Половина зрителей выходит вместе с нами. Девушки в основном в кедах и растянутых пуловерах, парни бородаты и носят брюки карго.
– Если на этот кинотеатр в ближайший час упадет бомба, – замечает Марина, – Владикавказ вмиг лишится всей творческой интеллигенции.
Перед нами возникает девушка с волосами цвета электрик, стриженными под каре. Одета она в черное платье.
– Люси? – удивляюсь я.
– О да! – выкрикивает Люси. – Не сразу признали?
– Ага, – отвечает Марина. – Ты прям Коралина[11].
– Не совсем тот оттенок синего, но все равно спасибо.
К Люси подходит какой-то рыжий бородач и обнимает ее за талию.

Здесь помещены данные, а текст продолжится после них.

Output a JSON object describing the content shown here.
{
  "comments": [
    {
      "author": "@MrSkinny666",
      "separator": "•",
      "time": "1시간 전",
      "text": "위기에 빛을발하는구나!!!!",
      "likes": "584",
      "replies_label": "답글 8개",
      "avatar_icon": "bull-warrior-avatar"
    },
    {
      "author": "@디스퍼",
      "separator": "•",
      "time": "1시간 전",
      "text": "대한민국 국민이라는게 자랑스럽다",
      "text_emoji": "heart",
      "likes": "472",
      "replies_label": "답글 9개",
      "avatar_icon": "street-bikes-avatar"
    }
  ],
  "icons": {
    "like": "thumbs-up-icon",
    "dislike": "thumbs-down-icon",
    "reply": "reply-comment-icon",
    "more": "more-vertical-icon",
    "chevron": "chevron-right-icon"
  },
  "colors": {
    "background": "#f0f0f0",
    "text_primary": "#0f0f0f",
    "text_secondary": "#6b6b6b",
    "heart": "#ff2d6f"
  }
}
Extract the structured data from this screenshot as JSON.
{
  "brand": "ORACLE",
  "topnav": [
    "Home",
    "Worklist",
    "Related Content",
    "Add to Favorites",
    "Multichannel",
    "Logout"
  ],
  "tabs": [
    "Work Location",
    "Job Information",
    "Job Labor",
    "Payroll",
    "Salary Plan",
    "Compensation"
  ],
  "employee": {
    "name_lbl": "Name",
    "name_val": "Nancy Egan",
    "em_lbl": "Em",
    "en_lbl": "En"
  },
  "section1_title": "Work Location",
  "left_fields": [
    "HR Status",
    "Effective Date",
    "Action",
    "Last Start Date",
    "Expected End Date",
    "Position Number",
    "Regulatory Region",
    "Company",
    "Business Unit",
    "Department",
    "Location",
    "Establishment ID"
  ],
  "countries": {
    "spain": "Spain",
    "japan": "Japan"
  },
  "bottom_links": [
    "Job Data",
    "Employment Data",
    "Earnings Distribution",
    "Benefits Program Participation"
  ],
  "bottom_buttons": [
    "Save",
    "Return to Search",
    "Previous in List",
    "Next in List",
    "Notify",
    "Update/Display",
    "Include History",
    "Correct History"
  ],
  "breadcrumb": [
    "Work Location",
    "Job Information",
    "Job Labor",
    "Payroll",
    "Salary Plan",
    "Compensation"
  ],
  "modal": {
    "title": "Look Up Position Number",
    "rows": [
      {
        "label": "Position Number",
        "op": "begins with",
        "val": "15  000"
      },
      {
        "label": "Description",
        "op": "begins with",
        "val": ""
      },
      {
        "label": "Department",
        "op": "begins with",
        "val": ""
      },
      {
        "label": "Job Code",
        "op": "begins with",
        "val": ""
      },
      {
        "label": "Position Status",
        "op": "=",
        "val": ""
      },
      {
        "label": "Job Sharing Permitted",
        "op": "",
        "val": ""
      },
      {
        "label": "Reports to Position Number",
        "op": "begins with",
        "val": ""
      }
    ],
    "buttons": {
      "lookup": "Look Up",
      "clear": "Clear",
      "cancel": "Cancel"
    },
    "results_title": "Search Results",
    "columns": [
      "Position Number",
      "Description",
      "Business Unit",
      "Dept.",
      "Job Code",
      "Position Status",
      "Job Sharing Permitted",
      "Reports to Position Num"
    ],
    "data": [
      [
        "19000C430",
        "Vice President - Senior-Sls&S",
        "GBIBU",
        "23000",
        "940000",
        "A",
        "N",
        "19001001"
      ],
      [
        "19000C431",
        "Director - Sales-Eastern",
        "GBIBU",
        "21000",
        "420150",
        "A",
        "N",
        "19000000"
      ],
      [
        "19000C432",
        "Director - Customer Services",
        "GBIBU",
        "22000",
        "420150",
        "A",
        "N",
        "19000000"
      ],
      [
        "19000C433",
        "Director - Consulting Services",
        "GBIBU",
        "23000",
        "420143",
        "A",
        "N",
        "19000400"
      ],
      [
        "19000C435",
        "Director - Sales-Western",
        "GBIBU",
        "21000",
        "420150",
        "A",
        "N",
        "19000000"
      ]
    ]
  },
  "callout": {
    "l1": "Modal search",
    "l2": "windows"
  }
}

– Знакомьтесь, – говорит она, – это…
– Леван, – перебивает парень и отвешивает поклон.
– Зарина.
– Марина.
– Давно хотел познакомиться, – улыбается Леван.
– Вы слышали обо мне? – удивляется Марина.

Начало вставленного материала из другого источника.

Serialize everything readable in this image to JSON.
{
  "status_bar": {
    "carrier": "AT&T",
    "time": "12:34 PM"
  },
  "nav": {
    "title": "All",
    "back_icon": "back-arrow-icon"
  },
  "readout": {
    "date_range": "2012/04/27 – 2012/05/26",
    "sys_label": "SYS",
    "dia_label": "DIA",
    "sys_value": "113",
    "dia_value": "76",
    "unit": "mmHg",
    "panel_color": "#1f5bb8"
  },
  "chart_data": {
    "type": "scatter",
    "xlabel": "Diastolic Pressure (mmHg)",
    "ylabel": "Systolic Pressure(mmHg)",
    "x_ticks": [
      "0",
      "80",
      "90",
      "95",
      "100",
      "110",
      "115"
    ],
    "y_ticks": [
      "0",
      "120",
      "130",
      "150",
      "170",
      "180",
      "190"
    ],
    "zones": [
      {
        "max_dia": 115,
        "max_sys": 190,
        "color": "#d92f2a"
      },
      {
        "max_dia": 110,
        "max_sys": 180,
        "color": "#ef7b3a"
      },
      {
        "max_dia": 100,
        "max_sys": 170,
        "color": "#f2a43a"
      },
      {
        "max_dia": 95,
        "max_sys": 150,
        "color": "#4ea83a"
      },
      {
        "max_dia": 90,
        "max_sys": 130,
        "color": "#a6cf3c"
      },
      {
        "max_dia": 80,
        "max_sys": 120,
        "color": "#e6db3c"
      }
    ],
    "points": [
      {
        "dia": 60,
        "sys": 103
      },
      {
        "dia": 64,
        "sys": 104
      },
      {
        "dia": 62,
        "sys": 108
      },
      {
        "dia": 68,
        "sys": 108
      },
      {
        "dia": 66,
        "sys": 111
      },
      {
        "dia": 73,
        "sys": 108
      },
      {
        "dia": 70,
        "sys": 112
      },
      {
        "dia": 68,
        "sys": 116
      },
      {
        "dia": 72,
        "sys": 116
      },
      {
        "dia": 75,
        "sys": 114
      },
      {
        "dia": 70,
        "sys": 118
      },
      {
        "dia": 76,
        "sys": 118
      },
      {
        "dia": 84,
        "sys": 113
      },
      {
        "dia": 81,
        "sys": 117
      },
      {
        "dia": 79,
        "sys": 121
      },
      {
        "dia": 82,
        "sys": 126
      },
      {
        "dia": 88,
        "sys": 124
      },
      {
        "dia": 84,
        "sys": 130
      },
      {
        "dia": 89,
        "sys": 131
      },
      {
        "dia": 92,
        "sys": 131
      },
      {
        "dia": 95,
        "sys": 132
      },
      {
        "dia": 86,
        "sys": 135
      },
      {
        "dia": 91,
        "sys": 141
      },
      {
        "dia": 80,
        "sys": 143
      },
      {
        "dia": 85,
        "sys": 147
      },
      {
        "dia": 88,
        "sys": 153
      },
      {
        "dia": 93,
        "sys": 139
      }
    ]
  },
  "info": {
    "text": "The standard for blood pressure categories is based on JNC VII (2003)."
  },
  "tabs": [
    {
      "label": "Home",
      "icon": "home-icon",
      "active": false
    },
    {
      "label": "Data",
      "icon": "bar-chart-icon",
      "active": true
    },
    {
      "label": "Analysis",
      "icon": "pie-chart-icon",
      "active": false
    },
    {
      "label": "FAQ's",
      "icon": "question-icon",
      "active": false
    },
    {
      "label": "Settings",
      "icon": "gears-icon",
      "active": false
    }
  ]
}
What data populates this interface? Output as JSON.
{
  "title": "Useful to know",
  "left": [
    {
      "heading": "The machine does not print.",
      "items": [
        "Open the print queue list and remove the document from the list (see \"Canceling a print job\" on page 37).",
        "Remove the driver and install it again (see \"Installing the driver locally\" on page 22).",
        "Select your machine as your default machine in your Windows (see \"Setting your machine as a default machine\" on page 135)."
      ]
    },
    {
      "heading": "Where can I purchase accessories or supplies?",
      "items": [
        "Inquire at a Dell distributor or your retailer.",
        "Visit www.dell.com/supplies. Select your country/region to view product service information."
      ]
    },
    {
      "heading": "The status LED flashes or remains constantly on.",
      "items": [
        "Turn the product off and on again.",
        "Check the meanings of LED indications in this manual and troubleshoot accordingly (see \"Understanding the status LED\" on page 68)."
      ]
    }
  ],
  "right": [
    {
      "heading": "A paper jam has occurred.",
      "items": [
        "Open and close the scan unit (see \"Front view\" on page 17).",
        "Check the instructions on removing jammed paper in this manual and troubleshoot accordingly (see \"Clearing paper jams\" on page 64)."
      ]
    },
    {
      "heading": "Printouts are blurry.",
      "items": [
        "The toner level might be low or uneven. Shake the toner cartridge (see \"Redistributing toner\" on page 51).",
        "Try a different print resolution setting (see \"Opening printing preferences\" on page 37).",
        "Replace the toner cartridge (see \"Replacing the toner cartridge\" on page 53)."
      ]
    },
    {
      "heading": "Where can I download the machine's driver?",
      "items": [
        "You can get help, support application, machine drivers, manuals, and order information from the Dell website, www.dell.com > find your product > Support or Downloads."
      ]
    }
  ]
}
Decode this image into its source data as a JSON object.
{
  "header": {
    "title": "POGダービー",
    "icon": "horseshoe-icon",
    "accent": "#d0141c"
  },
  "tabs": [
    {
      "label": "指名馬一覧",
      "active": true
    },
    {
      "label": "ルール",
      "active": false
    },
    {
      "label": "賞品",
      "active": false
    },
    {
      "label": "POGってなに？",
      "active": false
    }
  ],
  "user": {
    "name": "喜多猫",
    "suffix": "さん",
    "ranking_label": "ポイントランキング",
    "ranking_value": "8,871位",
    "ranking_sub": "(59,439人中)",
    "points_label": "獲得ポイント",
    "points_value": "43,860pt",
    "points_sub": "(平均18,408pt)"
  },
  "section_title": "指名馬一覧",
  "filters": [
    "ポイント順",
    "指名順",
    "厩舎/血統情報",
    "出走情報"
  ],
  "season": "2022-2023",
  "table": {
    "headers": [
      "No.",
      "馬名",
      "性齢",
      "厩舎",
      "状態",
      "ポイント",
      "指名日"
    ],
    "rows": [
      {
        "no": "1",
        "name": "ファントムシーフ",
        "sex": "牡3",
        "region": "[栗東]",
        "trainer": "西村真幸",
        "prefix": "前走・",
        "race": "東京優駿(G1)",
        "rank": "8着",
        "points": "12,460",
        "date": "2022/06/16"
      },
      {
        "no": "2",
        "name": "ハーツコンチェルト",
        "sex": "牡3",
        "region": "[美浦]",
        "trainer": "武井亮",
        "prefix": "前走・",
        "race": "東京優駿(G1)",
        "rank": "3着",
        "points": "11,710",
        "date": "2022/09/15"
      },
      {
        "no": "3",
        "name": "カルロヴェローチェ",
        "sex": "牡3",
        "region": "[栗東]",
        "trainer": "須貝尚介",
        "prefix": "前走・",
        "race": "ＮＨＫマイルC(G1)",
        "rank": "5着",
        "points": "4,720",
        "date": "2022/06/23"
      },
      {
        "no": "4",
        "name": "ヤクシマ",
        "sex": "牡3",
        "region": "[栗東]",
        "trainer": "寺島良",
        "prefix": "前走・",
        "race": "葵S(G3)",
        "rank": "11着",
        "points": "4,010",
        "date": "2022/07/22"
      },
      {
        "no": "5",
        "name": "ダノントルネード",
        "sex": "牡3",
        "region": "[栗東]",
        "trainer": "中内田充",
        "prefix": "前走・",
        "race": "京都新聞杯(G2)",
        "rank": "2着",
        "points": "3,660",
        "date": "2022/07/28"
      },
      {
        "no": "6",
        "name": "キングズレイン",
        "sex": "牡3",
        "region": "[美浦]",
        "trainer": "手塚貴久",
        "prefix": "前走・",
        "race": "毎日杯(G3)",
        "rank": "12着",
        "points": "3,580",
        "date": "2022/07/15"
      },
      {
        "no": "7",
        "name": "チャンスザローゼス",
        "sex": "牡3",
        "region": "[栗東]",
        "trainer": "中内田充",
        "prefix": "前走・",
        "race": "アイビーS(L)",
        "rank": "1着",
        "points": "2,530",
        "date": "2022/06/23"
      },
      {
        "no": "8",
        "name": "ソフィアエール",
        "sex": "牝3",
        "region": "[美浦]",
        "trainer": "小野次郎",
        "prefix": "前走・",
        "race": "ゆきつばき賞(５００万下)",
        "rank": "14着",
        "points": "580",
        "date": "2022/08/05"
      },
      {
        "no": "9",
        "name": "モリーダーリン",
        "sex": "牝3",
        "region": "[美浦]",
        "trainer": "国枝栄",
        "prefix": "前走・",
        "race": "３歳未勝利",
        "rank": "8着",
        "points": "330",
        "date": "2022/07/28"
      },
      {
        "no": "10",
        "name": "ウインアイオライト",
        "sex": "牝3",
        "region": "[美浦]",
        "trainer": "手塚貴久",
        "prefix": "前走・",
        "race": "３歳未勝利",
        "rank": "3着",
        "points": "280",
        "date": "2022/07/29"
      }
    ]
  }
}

– Люси рассказывала о вас обеих. Она рассказывает мне все.
– Простите, – вмешивается Люси. – Антракт всего пятнадцать минут. Нам нужно успеть пыхнуть. Трезвой я это долго не выдержу.
Она берет Левана под руку и тянет ко второму входу.

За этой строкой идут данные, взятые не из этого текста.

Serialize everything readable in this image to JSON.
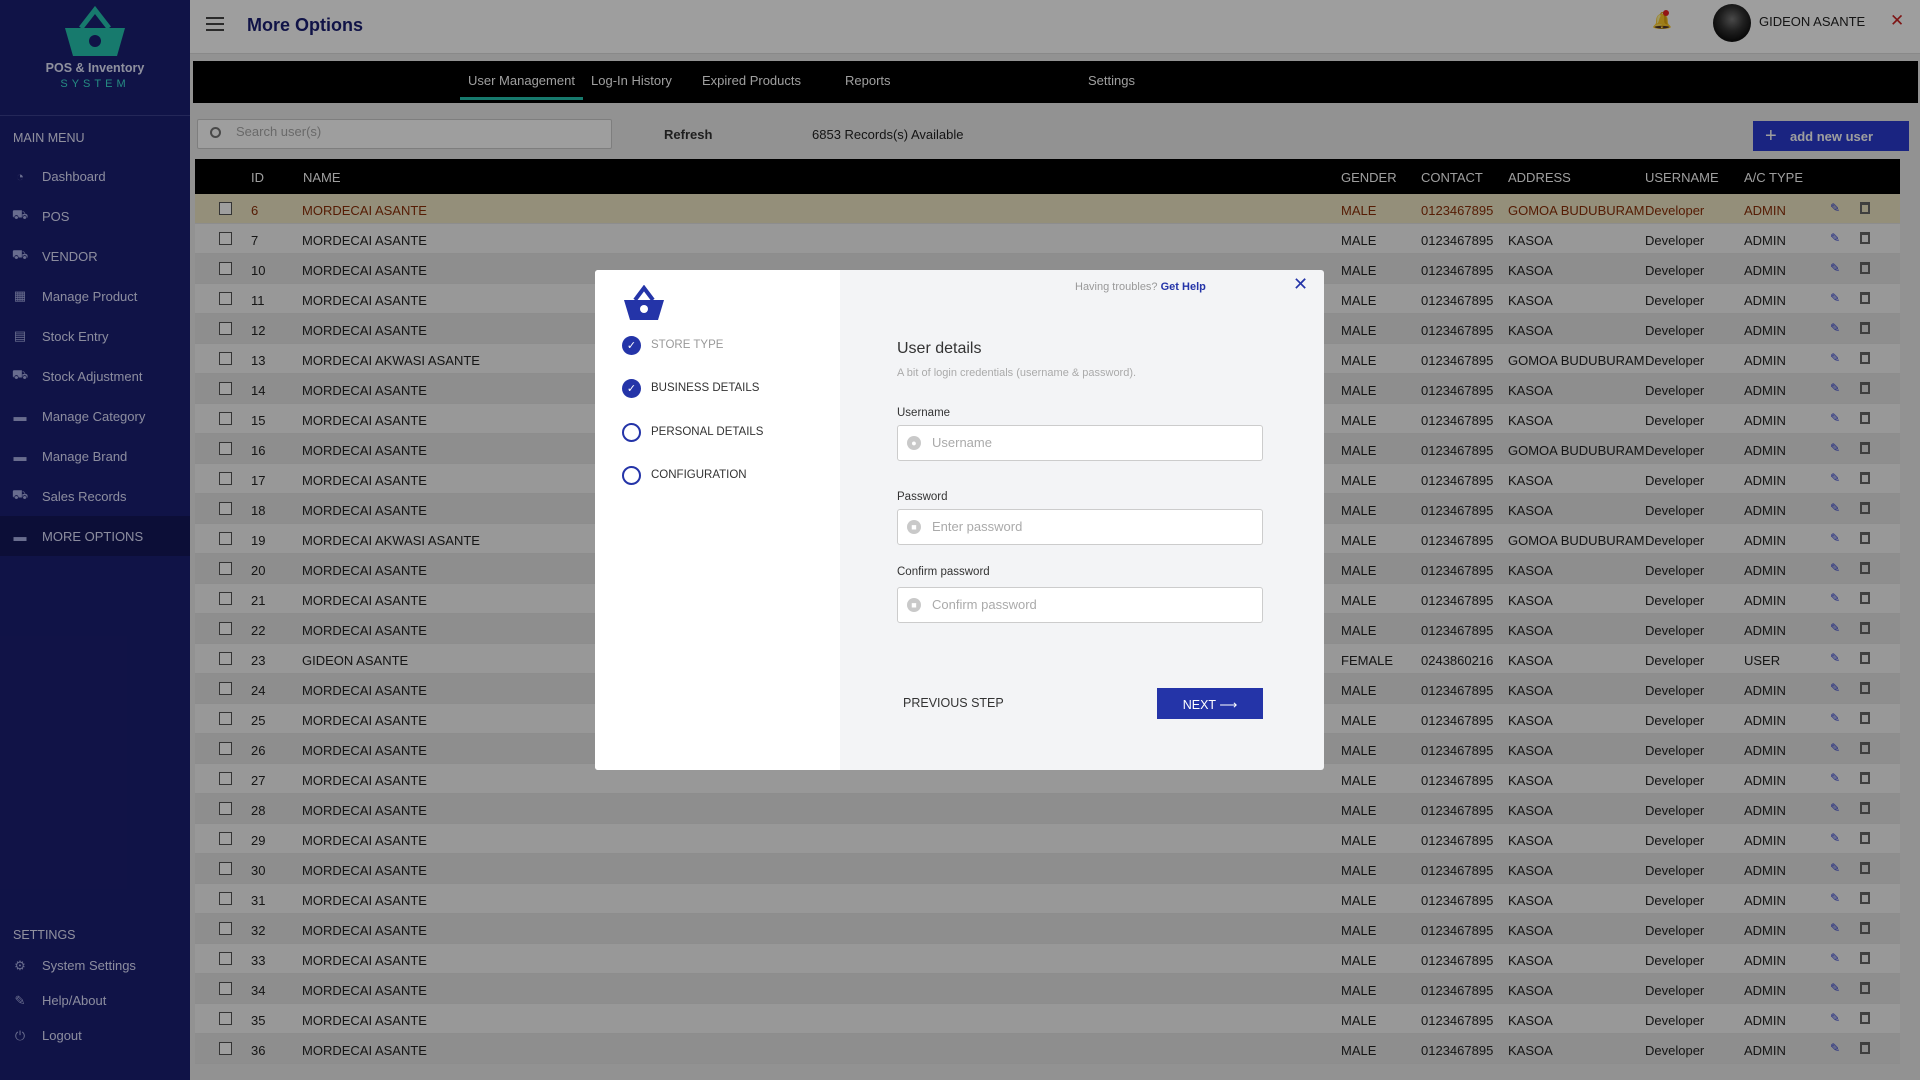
{
  "brand": {
    "line1": "POS & Inventory",
    "line2": "SYSTEM"
  },
  "sidebar": {
    "main_menu_label": "MAIN MENU",
    "items": [
      {
        "label": "Dashboard",
        "icon": "dashboard-icon"
      },
      {
        "label": "POS",
        "icon": "cart-icon"
      },
      {
        "label": "VENDOR",
        "icon": "vendor-icon"
      },
      {
        "label": "Manage Product",
        "icon": "product-icon"
      },
      {
        "label": "Stock Entry",
        "icon": "stock-entry-icon"
      },
      {
        "label": "Stock Adjustment",
        "icon": "stock-adjust-icon"
      },
      {
        "label": "Manage Category",
        "icon": "folder-icon"
      },
      {
        "label": "Manage Brand",
        "icon": "brand-icon"
      },
      {
        "label": "Sales Records",
        "icon": "sales-icon"
      },
      {
        "label": "MORE OPTIONS",
        "icon": "more-icon"
      }
    ],
    "settings_label": "SETTINGS",
    "settings_items": [
      {
        "label": "System Settings",
        "icon": "gear-icon"
      },
      {
        "label": "Help/About",
        "icon": "help-icon"
      },
      {
        "label": "Logout",
        "icon": "logout-icon"
      }
    ]
  },
  "header": {
    "title": "More Options",
    "user_name": "GIDEON ASANTE"
  },
  "tabs": [
    "User Management",
    "Log-In History",
    "Expired Products",
    "Reports",
    "Settings"
  ],
  "toolbar": {
    "search_placeholder": "Search user(s)",
    "refresh_label": "Refresh",
    "records_text": "6853 Records(s) Available",
    "add_label": "add new user"
  },
  "table": {
    "columns": [
      "ID",
      "NAME",
      "GENDER",
      "CONTACT",
      "ADDRESS",
      "USERNAME",
      "A/C TYPE"
    ],
    "rows": [
      [
        "6",
        "MORDECAI ASANTE",
        "MALE",
        "0123467895",
        "GOMOA BUDUBURAM",
        "Developer",
        "ADMIN"
      ],
      [
        "7",
        "MORDECAI ASANTE",
        "MALE",
        "0123467895",
        "KASOA",
        "Developer",
        "ADMIN"
      ],
      [
        "10",
        "MORDECAI ASANTE",
        "MALE",
        "0123467895",
        "KASOA",
        "Developer",
        "ADMIN"
      ],
      [
        "11",
        "MORDECAI ASANTE",
        "MALE",
        "0123467895",
        "KASOA",
        "Developer",
        "ADMIN"
      ],
      [
        "12",
        "MORDECAI ASANTE",
        "MALE",
        "0123467895",
        "KASOA",
        "Developer",
        "ADMIN"
      ],
      [
        "13",
        "MORDECAI AKWASI ASANTE",
        "MALE",
        "0123467895",
        "GOMOA BUDUBURAM",
        "Developer",
        "ADMIN"
      ],
      [
        "14",
        "MORDECAI ASANTE",
        "MALE",
        "0123467895",
        "KASOA",
        "Developer",
        "ADMIN"
      ],
      [
        "15",
        "MORDECAI ASANTE",
        "MALE",
        "0123467895",
        "KASOA",
        "Developer",
        "ADMIN"
      ],
      [
        "16",
        "MORDECAI ASANTE",
        "MALE",
        "0123467895",
        "GOMOA BUDUBURAM",
        "Developer",
        "ADMIN"
      ],
      [
        "17",
        "MORDECAI ASANTE",
        "MALE",
        "0123467895",
        "KASOA",
        "Developer",
        "ADMIN"
      ],
      [
        "18",
        "MORDECAI ASANTE",
        "MALE",
        "0123467895",
        "KASOA",
        "Developer",
        "ADMIN"
      ],
      [
        "19",
        "MORDECAI AKWASI ASANTE",
        "MALE",
        "0123467895",
        "GOMOA BUDUBURAM",
        "Developer",
        "ADMIN"
      ],
      [
        "20",
        "MORDECAI ASANTE",
        "MALE",
        "0123467895",
        "KASOA",
        "Developer",
        "ADMIN"
      ],
      [
        "21",
        "MORDECAI ASANTE",
        "MALE",
        "0123467895",
        "KASOA",
        "Developer",
        "ADMIN"
      ],
      [
        "22",
        "MORDECAI ASANTE",
        "MALE",
        "0123467895",
        "KASOA",
        "Developer",
        "ADMIN"
      ],
      [
        "23",
        "GIDEON ASANTE",
        "FEMALE",
        "0243860216",
        "KASOA",
        "Developer",
        "USER"
      ],
      [
        "24",
        "MORDECAI ASANTE",
        "MALE",
        "0123467895",
        "KASOA",
        "Developer",
        "ADMIN"
      ],
      [
        "25",
        "MORDECAI ASANTE",
        "MALE",
        "0123467895",
        "KASOA",
        "Developer",
        "ADMIN"
      ],
      [
        "26",
        "MORDECAI ASANTE",
        "MALE",
        "0123467895",
        "KASOA",
        "Developer",
        "ADMIN"
      ],
      [
        "27",
        "MORDECAI ASANTE",
        "MALE",
        "0123467895",
        "KASOA",
        "Developer",
        "ADMIN"
      ],
      [
        "28",
        "MORDECAI ASANTE",
        "MALE",
        "0123467895",
        "KASOA",
        "Developer",
        "ADMIN"
      ],
      [
        "29",
        "MORDECAI ASANTE",
        "MALE",
        "0123467895",
        "KASOA",
        "Developer",
        "ADMIN"
      ],
      [
        "30",
        "MORDECAI ASANTE",
        "MALE",
        "0123467895",
        "KASOA",
        "Developer",
        "ADMIN"
      ],
      [
        "31",
        "MORDECAI ASANTE",
        "MALE",
        "0123467895",
        "KASOA",
        "Developer",
        "ADMIN"
      ],
      [
        "32",
        "MORDECAI ASANTE",
        "MALE",
        "0123467895",
        "KASOA",
        "Developer",
        "ADMIN"
      ],
      [
        "33",
        "MORDECAI ASANTE",
        "MALE",
        "0123467895",
        "KASOA",
        "Developer",
        "ADMIN"
      ],
      [
        "34",
        "MORDECAI ASANTE",
        "MALE",
        "0123467895",
        "KASOA",
        "Developer",
        "ADMIN"
      ],
      [
        "35",
        "MORDECAI ASANTE",
        "MALE",
        "0123467895",
        "KASOA",
        "Developer",
        "ADMIN"
      ],
      [
        "36",
        "MORDECAI ASANTE",
        "MALE",
        "0123467895",
        "KASOA",
        "Developer",
        "ADMIN"
      ]
    ]
  },
  "modal": {
    "trouble_text": "Having troubles?",
    "help_link": "Get Help",
    "steps": [
      {
        "label": "STORE TYPE",
        "done": true
      },
      {
        "label": "BUSINESS DETAILS",
        "done": true
      },
      {
        "label": "PERSONAL DETAILS",
        "done": false
      },
      {
        "label": "CONFIGURATION",
        "done": false
      }
    ],
    "title": "User details",
    "subtitle": "A bit of login credentials (username & password).",
    "username_label": "Username",
    "username_placeholder": "Username",
    "password_label": "Password",
    "password_placeholder": "Enter password",
    "confirm_label": "Confirm password",
    "confirm_placeholder": "Confirm password",
    "prev_label": "PREVIOUS STEP",
    "next_label": "NEXT ⟶"
  },
  "colors": {
    "sidebar": "#1b1f73",
    "accent": "#2434a8",
    "tab_underline": "#26c6b0"
  }
}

– Увидимся в зале, – бросает Леван напоследок.
– Ну, по крайней мере, у нее появился парень, – говорю я.
– Не нравится он мне, – морщится Марина.
– Прям так сразу?
– Не могу объяснить. Это интуитивное.
После антракта француженка лет сорока рассказывает, что раньше работала на Карла Лагерфельда, а потом ушла из моды и занялась чистым искусством. Глядя на ее мрачные геометрические картины Марина говорит:
– Ради этого уйти от Лагерфельда. Не понимаю.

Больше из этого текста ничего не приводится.